As the principal professional societies representing the population sciences, the Population Association of America and Association of Population Centers wish to express their strong opposition to a proposal introduced on April 19, 2023, in the U.S. House of Representatives that would dramatically cut support for Federal discretionary funding, including all U.S. scientific research and statistical agencies.

The proposal, which is sponsored by the Republican majority in the U.S. House of Representatives, would reduce overall Federal discretionary spending by 22% in Fiscal Year 2024. Funding cutbacks of this magnitude would have devastating consequences for the population sciences.

The two primary scientific agencies that support the field, the National Institutes of Health and National Science Foundation, estimate that a 22% funding reduction would lead to 5,000 and 4,600 fewer awards, respectively.

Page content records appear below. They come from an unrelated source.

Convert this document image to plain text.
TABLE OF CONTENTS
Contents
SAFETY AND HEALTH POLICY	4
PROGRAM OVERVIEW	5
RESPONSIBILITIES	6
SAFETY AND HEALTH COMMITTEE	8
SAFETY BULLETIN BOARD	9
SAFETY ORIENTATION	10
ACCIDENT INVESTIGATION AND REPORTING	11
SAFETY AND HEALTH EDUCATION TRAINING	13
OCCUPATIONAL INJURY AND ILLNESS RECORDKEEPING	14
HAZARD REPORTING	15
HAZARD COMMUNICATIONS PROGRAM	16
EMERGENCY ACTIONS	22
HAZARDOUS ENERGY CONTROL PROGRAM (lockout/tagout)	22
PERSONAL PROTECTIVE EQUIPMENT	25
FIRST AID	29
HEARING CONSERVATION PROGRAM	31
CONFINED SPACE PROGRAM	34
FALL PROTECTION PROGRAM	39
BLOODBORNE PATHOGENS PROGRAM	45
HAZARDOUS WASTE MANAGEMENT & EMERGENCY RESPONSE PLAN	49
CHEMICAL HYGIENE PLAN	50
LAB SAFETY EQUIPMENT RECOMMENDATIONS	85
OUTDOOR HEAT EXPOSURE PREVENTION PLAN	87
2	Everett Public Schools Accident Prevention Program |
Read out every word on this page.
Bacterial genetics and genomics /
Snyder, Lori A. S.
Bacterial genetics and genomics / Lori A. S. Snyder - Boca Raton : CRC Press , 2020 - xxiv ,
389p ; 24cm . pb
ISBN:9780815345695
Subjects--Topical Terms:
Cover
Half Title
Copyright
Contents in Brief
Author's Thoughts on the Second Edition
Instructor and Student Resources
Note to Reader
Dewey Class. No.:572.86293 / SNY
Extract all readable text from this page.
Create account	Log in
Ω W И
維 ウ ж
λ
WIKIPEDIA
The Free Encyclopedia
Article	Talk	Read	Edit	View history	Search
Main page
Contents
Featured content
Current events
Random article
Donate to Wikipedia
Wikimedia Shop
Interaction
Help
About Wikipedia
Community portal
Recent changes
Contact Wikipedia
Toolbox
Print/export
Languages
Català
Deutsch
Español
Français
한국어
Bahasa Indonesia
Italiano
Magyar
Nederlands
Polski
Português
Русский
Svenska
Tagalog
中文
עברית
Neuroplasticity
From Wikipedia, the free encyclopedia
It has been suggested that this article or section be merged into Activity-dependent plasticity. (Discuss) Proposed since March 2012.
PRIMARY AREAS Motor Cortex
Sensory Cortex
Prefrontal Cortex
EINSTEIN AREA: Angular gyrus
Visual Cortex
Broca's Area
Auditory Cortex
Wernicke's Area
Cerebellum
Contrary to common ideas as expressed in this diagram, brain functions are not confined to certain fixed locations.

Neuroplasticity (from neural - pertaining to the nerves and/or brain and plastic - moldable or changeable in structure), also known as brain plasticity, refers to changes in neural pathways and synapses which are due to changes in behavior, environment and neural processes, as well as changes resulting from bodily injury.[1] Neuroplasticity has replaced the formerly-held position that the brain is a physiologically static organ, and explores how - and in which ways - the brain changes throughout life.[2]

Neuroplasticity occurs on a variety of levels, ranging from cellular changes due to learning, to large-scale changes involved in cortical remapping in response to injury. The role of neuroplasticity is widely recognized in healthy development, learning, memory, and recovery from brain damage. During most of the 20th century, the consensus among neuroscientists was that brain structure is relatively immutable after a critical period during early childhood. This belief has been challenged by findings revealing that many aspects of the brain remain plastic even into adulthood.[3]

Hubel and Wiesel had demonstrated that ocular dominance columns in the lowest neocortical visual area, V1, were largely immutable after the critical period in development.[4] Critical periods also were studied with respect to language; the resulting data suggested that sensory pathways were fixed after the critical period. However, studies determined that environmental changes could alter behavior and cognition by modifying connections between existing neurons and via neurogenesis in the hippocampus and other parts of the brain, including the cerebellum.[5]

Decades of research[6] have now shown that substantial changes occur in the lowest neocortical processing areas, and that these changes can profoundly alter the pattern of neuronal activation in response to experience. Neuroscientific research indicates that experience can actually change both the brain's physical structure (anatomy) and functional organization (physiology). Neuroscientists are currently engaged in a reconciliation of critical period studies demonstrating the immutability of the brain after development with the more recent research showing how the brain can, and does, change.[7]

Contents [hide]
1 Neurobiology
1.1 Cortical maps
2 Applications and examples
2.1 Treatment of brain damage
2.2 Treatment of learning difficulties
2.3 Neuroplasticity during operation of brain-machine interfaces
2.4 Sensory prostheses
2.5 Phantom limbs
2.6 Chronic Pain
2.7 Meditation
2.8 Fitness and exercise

Fewer awards threaten scientific progress on critical issues, such as maternal and child health, reduced U.S. life expectancy, and societal and environmental implications of population change, which population scientists are uniquely trained to address. Further, the future of proposed NIH initiatives on rural health, rising midlife mortality rates, and socioeconomic disparities is jeopardized. Statistical agencies, including the U.S. Census Bureau, National Center for Health Statistics, and Bureau of Labor Statistics, would be stymied in their efforts to, among other things, revise Federal race and ethnicity data collection standards, enhance the quality and accessibility of data regarding health, income, and employment, and strengthen data confidentiality. We fear that these cuts would inevitably lead to reductions in existing awards, forcing scientists to eliminate staff, curtail surveys, and, regrettably, terminate training opportunities for the next generation of scientists.

In Fiscal Year 2023, Congress and the Biden Administration worked together to enact appropriations bills that robustly funded all Federal agencies. We recognize and respect renewed calls for fiscal accountability and efficiency. However, arbitrarily slashing funding across-the-board without regard for the immediate and long-term impacts on our nation’s scientific workforce and the public that benefits from its productivity is irresponsible and reckless. We urge Congress to work together with the Biden Administration in a thoughtful, deliberate manner to not only lift our nation’s debt ceiling, but also to sufficiently fund the Federal government in Fiscal Year 2024 and beyond.